Laura and I enjoy watching The Box, it is a very good show, much better than most people would think. It is in many ways quite modern and quite 'meta'. The Box is as you know a show about a television station, and it circulates a lot of the stories and rumours about various tv stars of the period (up to the mid-1970s) with a generous dose of romantic/sexual drama. Some of the characters are clearly, winking-at-the-camera, modelled on actual people. Sir Henry is an amalgam of Reg Ansett and Frank Packer, two television magnates of the period (probably more Ansett as Sir Henry is an industrialist with a rather blunt appreciation of television, rather than a mogul with media consciousness).
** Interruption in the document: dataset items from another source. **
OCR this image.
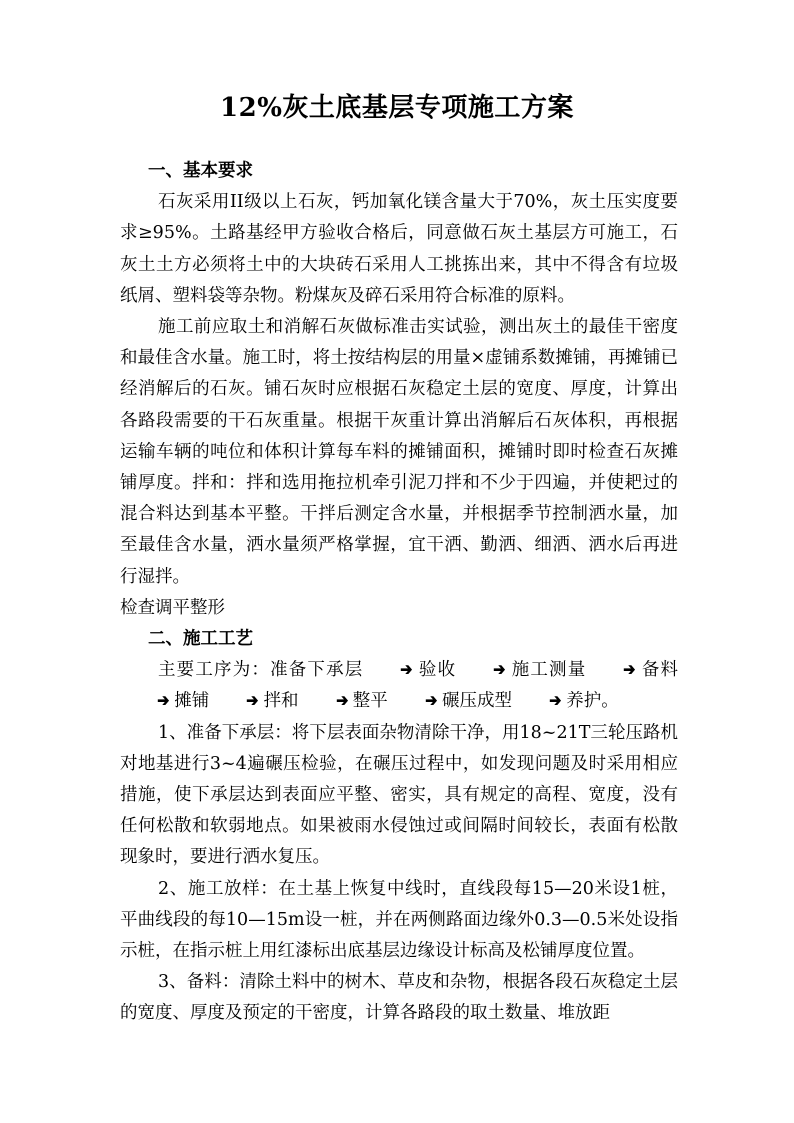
12%灰土底基层专项施工方案

一、基本要求

石灰采用II级以上石灰，钙加氧化镁含量大于70%，灰土压实度要求≥95%。土路基经甲方验收合格后，同意做石灰土基层方可施工，石灰土土方必须将土中的大块砖石采用人工挑拣出来，其中不得含有垃圾纸屑、塑料袋等杂物。粉煤灰及碎石采用符合标准的原料。

施工前应取土和消解石灰做标准击实试验，测出灰土的最佳干密度和最佳含水量。施工时，将土按结构层的用量×虚铺系数摊铺，再摊铺已经消解后的石灰。铺石灰时应根据石灰稳定土层的宽度、厚度，计算出各路段需要的干石灰重量。根据干灰重计算出消解后石灰体积，再根据运输车辆的吨位和体积计算每车料的摊铺面积，摊铺时即时检查石灰摊铺厚度。拌和：拌和选用拖拉机牵引泥刀拌和不少于四遍，并使耙过的混合料达到基本平整。干拌后测定含水量，并根据季节控制洒水量，加至最佳含水量，洒水量须严格掌握，宜干洒、勤洒、细洒、洒水后再进行湿拌。

检查调平整形

二、施工工艺

主要工序为：准备下承层 ➔ 验收 ➔ 施工测量 ➔ 备料➔ 摊铺 ➔ 拌和 ➔ 整平 ➔ 碾压成型 ➔ 养护。

1、准备下承层：将下层表面杂物清除干净，用18~21T三轮压路机对地基进行3~4遍碾压检验，在碾压过程中，如发现问题及时采用相应措施，使下承层达到表面应平整、密实，具有规定的高程、宽度，没有任何松散和软弱地点。如果被雨水侵蚀过或间隔时间较长，表面有松散现象时，要进行洒水复压。

2、施工放样：在土基上恢复中线时，直线段每15—20米设1桩，平曲线段的每10—15m设一桩，并在两侧路面边缘外0.3—0.5米处设指示桩，在指示桩上用红漆标出底基层边缘设计标高及松铺厚度位置。

3、备料：清除土料中的树木、草皮和杂物，根据各段石灰稳定土层的宽度、厚度及预定的干密度，计算各路段的取土数量、堆放距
Gary Bourke is, yes, Irish (like Dave Allen, I suppose, whose tv career started in Australia) but he's more like Graham Kennedy (certainly when it comes to payola scandals etc and over-riffing on products to the delight of particular sponsors, not when it comes to being secretly gay which so far he doesn't appear to be). There are probably others lost in the mists of time, I am sure Vicki Stafford is modelled on someone.
The first half of 1974 was a mindfuck for Blundell I'm sure as he was a megastar with Alvin Purple then appearing most nights of the week on The Box as Don Cook. I think the Don Cook character is incredible, very nuanced, he's a complete charlatan, messing two women around and becoming engaged to both and it's only happenstance that they don't come into contact with each other, the anxiety is palpable. In his memoir Blundell has apparently forgotten entirely the kind of character DC was, as he just says he was a womaniser, which is barely true or at least, he probably was a young man about town (that's how he got Barbie knocked up) but we don't then see him bedding any babes thereafter aside from Cathy who he is pretty reluctant to sleep with but does because he's so weak.
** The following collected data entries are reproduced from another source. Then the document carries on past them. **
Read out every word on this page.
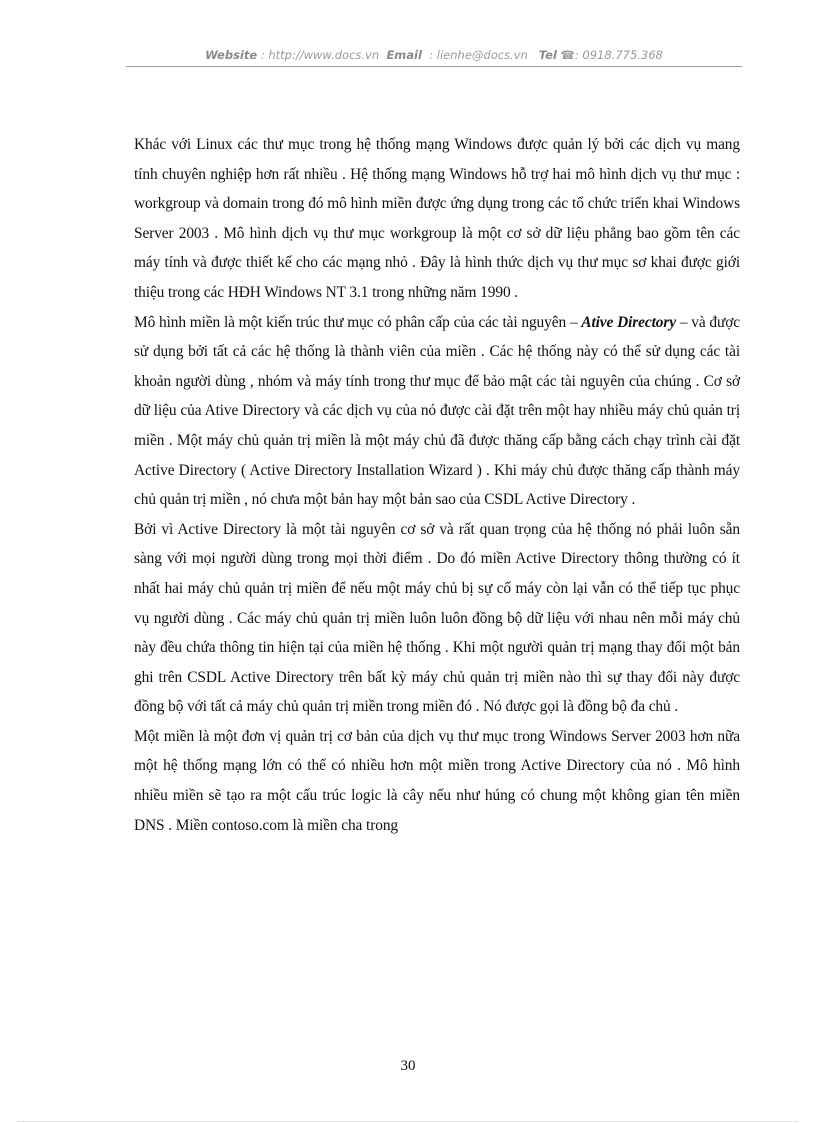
Website : http://www.docs.vn Email : lienhe@docs.vn Tel ☎: 0918.775.368

Khác với Linux các thư mục trong hệ thống mạng Windows được quản lý bởi các dịch vụ mang tính chuyên nghiệp hơn rất nhiều . Hệ thống mạng Windows hỗ trợ hai mô hình dịch vụ thư mục : workgroup và domain trong đó mô hình miền được ứng dụng trong các tổ chức triển khai Windows Server 2003 . Mô hình dịch vụ thư mục workgroup là một cơ sở dữ liệu phẳng bao gồm tên các máy tính và được thiết kế cho các mạng nhỏ . Đây là hình thức dịch vụ thư mục sơ khai được giới thiệu trong các HĐH Windows NT 3.1 trong những năm 1990 .

Mô hình miền là một kiến trúc thư mục có phân cấp của các tài nguyên – Ative Directory – và được sử dụng bởi tất cả các hệ thống là thành viên của miền . Các hệ thống này có thể sử dụng các tài khoản người dùng , nhóm và máy tính trong thư mục để bảo mật các tài nguyên của chúng . Cơ sở dữ liệu của Ative Directory và các dịch vụ của nó được cài đặt trên một hay nhiều máy chủ quản trị miền . Một máy chủ quản trị miền là một máy chủ đã được thăng cấp bằng cách chạy trình cài đặt Active Directory ( Active Directory Installation Wizard ) . Khi máy chủ được thăng cấp thành máy chủ quản trị miền , nó chưa một bản hay một bản sao của CSDL Active Directory .

Bởi vì Active Directory là một tài nguyên cơ sở và rất quan trọng của hệ thống nó phải luôn sẵn sàng với mọi người dùng trong mọi thời điểm . Do đó miền Active Directory thông thường có ít nhất hai máy chủ quản trị miền để nếu một máy chủ bị sự cố máy còn lại vẫn có thể tiếp tục phục vụ người dùng . Các máy chủ quản trị miền luôn luôn đồng bộ dữ liệu với nhau nên mỗi máy chủ này đều chứa thông tin hiện tại của miền hệ thống . Khi một người quản trị mạng thay đổi một bản ghi trên CSDL Active Directory trên bất kỳ máy chủ quản trị miền nào thì sự thay đổi này được đồng bộ với tất cả máy chủ quản trị miền trong miền đó . Nó được gọi là đồng bộ đa chủ .

Một miền là một đơn vị quản trị cơ bản của dịch vụ thư mục trong Windows Server 2003 hơn nữa một hệ thống mạng lớn có thể có nhiều hơn một miền trong Active Directory của nó . Mô hình nhiều miền sẽ tạo ra một cấu trúc logic là cây nếu như húng có chung một không gian tên miền DNS . Miền contoso.com là miền cha trong

30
So for us, 51 years later, Don and Barbie have gone (to Sydney) but Judy, Kaye and Susie are all still in the show. Susie is not such a prominent character that she can't leave without too much fanfare, but Judy and Kaye are pretty important and will make a splash when they go. Interested to see what happens next.
* I don't know how this pans out but according to IMDB I'm right that Don leaves the show a couple of episodes before Susie shows up, but he does come back later, like, 36 episodes later. Since Susie is in 63 episodes they must overlap at some point. Also, perhaps I'm wrong about Blundell's typification of the character, since he has another 161-220 to be even more of an Alvin Purplesque cad in.